Secondo le affermazioni di due analisti di Barclays – Blayne Curtis e Thomas O Malley -, nel 2021 Apple rilascerà i primi modelli di iPhone che supportano lo standard Wi-Fi 6E.

iPhone 12s con Wi-Fi 6E?

Stando a quanto dichiarato, le aziende di semiconduttori forniranno vari componenti per i modelli “iPhone 13” – o, meglio, iPhone 12s – di quest’anno, inclusi gli amplificatori di potenza per il nuovo modulo di connettività Wi-Fi 6E.

A beneficiare dell’adozione da parte di Apple del nuovo standard, secondo gli analisti di Barclays, sarà il produttore di chip Broadcom; ricordiamo anche che poche settimane fa Samsung ha lanciato il suo nuovo smartphone Galaxy S21 Ultra, basato sui chip di Broadcom con Wi-Fi 6E.

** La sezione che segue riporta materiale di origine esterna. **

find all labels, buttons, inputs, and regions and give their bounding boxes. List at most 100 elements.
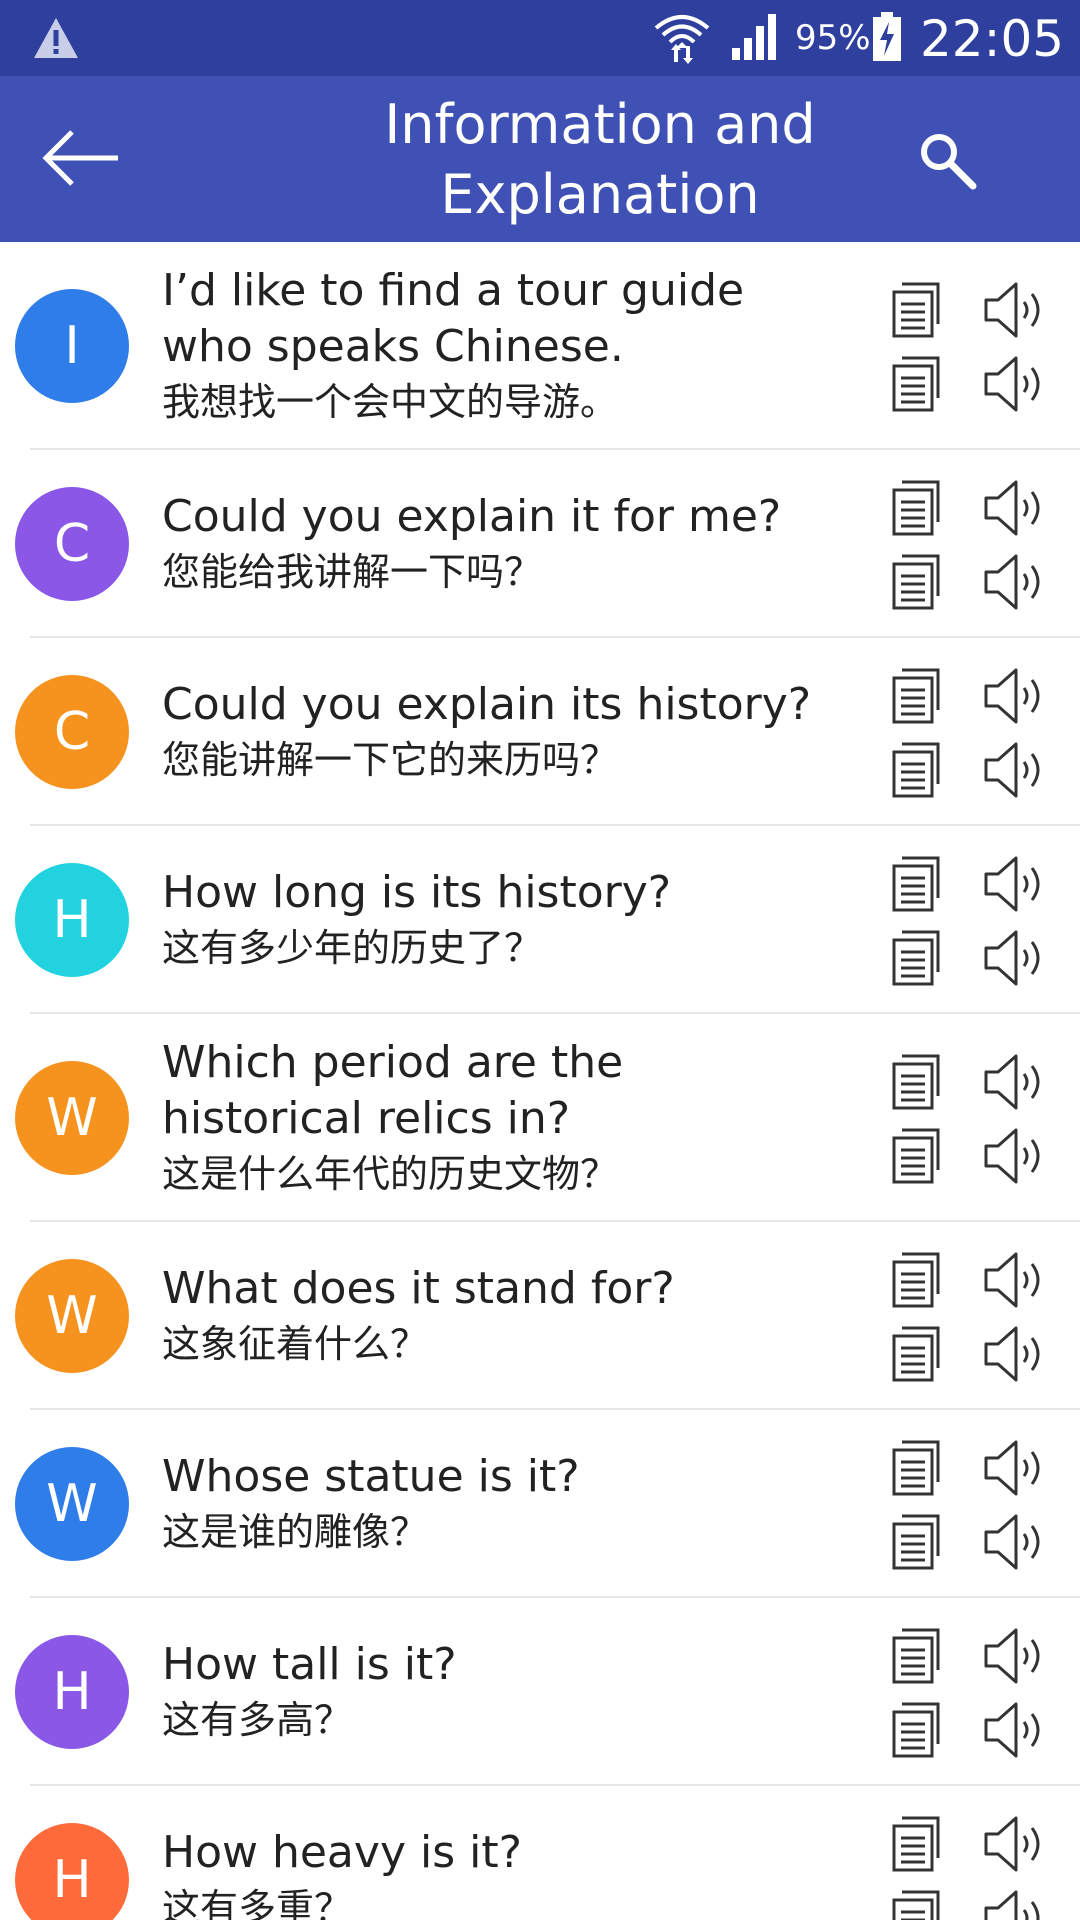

Per inciso, il nuovo modulo di connettività è in grado di migliorare le caratteristiche e le funzioni dello standard Wi-Fi 6: fornisce prestazioni più elevate, latenza inferiore e velocità di trasferimento dati più alte. Inoltre, Wi-Fi 6E è in grado di regalare una maggiore larghezza di banda, che si traduce in meno interferenze per i dispositivi che lo supportano.

Per quanto riguarda la data di lancio ufficiale della prossima serie di dispositivi della Mela, si vocifera che possa coincidere con settembre 2021: dalle ultime indiscrezioni è emerso che l’iPhone 12s avrà a bordo il chip Apple Bionic A15 da 5 nm, che vanterebbe prestazioni più avanzate rispetto al Bionic A14 presente sulla gamma iPhone 12.

Inoltre, l’iPhone 12s sarà il primo melafonino ad utilizzare lo schermo LTPO e, quindi, il suo modello Pro sarà in grado di supportare una frequenza di aggiornamento variabile fino a 120 Hz. Tuttavia, presumibilmente, l’iPhone 12s Mini e l’iPhone 12s dovrebbero continuare ad utilizzare un display con refresh rate fino a 60Hz.